Historically a water-rich country, India is now facing a water crisis. With 16% of the world’s population, but only 4% of the world’s fresh water, India’s demand is outstripping its supply. Poor resource management and climate change have led to soil erosion, sediment build-up, and highly irregular and declining rainfall. The land is barren and life is difficult. Water resources underpin economic growth, poverty reduction, and environmental sustainability.

DWC’s WATER FOR LIFE program successfully fulfills a communities’ water needs and helps farmers in India transform a desert into arable, productive farmland.

How it Works

India’s water issues are perhaps most significant to the country’s farming population. Nearly half of India’s population earns their livelihood through agriculture and livestock rearing., and yet nearly two thirds of all fields lack any type of irrigation system. Farmers depend on an increasingly scarce supply of water for their crops.

From food security and health, water contributes to social well-being and livelihoods. Increased availability of water is an important long-term asset for marginal families in the developing world.

Northwestern India is one of the driest places on earth. Water For Life maps rivers and smaller waterways that develop during the annual monsoon. From this information, a containment structure to conserve the rainwater is constructed. These structures range from rock and cement walls to large dams and crop irrigation channels.

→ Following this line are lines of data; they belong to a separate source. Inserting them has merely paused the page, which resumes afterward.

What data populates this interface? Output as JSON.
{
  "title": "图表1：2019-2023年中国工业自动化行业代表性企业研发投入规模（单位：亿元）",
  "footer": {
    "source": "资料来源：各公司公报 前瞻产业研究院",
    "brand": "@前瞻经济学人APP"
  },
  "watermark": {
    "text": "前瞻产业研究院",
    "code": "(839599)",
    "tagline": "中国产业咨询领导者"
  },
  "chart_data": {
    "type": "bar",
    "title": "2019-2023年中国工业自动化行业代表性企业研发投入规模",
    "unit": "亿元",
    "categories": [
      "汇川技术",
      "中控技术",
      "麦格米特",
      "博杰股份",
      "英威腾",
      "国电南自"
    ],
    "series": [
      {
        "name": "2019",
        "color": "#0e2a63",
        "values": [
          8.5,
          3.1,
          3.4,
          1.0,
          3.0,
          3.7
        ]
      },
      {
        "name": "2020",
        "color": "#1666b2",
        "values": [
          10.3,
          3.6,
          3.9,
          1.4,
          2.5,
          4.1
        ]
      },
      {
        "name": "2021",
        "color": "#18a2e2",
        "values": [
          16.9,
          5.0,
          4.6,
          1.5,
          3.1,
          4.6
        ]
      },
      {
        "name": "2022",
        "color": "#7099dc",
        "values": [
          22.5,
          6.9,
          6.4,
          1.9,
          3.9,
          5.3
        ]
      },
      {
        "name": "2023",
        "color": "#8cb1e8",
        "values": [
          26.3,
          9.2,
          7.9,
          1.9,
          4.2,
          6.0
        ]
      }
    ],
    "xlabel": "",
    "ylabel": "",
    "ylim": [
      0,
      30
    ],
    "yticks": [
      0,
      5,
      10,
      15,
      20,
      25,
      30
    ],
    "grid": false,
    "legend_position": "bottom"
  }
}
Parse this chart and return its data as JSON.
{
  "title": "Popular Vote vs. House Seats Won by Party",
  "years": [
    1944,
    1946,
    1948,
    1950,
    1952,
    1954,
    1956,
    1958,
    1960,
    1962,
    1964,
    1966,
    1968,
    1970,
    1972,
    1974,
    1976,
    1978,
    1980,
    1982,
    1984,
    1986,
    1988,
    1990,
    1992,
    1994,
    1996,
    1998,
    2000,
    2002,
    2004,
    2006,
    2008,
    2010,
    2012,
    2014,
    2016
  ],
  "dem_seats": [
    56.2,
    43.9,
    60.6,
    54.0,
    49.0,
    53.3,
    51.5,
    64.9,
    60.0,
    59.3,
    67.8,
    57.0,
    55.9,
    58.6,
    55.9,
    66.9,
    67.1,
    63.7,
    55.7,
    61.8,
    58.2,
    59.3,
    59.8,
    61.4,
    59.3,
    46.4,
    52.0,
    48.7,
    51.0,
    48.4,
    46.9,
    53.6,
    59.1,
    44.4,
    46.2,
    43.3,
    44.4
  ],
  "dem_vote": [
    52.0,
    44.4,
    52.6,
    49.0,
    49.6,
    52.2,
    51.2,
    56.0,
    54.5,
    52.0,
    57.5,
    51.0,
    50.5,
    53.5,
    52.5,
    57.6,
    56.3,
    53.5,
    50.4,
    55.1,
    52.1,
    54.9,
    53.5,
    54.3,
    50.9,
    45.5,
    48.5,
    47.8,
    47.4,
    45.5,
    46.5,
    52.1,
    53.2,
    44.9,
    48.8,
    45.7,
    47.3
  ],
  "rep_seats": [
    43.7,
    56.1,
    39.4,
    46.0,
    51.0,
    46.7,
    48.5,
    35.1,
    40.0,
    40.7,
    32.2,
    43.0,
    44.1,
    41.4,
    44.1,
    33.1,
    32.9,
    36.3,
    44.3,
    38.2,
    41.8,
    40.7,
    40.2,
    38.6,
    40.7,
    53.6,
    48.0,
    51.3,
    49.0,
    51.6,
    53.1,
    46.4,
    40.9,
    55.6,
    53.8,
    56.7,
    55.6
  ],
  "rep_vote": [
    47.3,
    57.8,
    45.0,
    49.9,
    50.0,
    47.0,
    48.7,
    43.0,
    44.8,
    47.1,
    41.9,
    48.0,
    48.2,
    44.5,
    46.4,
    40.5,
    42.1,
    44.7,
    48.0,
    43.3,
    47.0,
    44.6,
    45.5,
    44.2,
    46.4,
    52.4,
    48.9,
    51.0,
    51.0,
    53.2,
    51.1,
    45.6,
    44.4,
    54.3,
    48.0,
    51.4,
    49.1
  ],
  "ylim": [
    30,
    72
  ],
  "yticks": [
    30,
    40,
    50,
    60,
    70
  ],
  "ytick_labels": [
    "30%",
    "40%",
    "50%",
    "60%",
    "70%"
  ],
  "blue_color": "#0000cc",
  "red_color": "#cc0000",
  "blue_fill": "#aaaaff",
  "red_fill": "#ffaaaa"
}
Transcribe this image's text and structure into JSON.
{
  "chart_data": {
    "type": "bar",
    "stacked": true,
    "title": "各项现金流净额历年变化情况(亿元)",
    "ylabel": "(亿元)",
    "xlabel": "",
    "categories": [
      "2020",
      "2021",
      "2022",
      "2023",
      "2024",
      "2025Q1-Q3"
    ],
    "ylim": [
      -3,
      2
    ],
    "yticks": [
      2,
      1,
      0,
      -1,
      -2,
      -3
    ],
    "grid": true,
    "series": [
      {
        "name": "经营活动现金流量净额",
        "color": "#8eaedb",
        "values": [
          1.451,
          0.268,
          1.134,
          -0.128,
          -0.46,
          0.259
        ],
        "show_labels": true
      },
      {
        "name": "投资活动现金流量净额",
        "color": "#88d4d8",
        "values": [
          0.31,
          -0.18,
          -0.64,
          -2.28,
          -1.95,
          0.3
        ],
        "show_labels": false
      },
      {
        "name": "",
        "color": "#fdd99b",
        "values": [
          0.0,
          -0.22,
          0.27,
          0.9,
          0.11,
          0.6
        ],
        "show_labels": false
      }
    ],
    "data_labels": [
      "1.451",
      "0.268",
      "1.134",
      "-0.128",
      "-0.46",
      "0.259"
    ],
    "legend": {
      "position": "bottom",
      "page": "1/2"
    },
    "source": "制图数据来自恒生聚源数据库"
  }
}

The results of water collection efforts are readily visible one year after construction when new crops of wheat, barley, corn, and other vegetables are growing where nothing has grown for years.

Enhanced yields mean farmers are able to provide for their families, as well as increase their income by selling excess produce.

Some water harvesting structures are able to hold 1,000,000 litres of collected rainwater which help to recharge nearby wells benefitting many families who use the land. Villages invest in these water projects. Collectively it takes them years to save this money.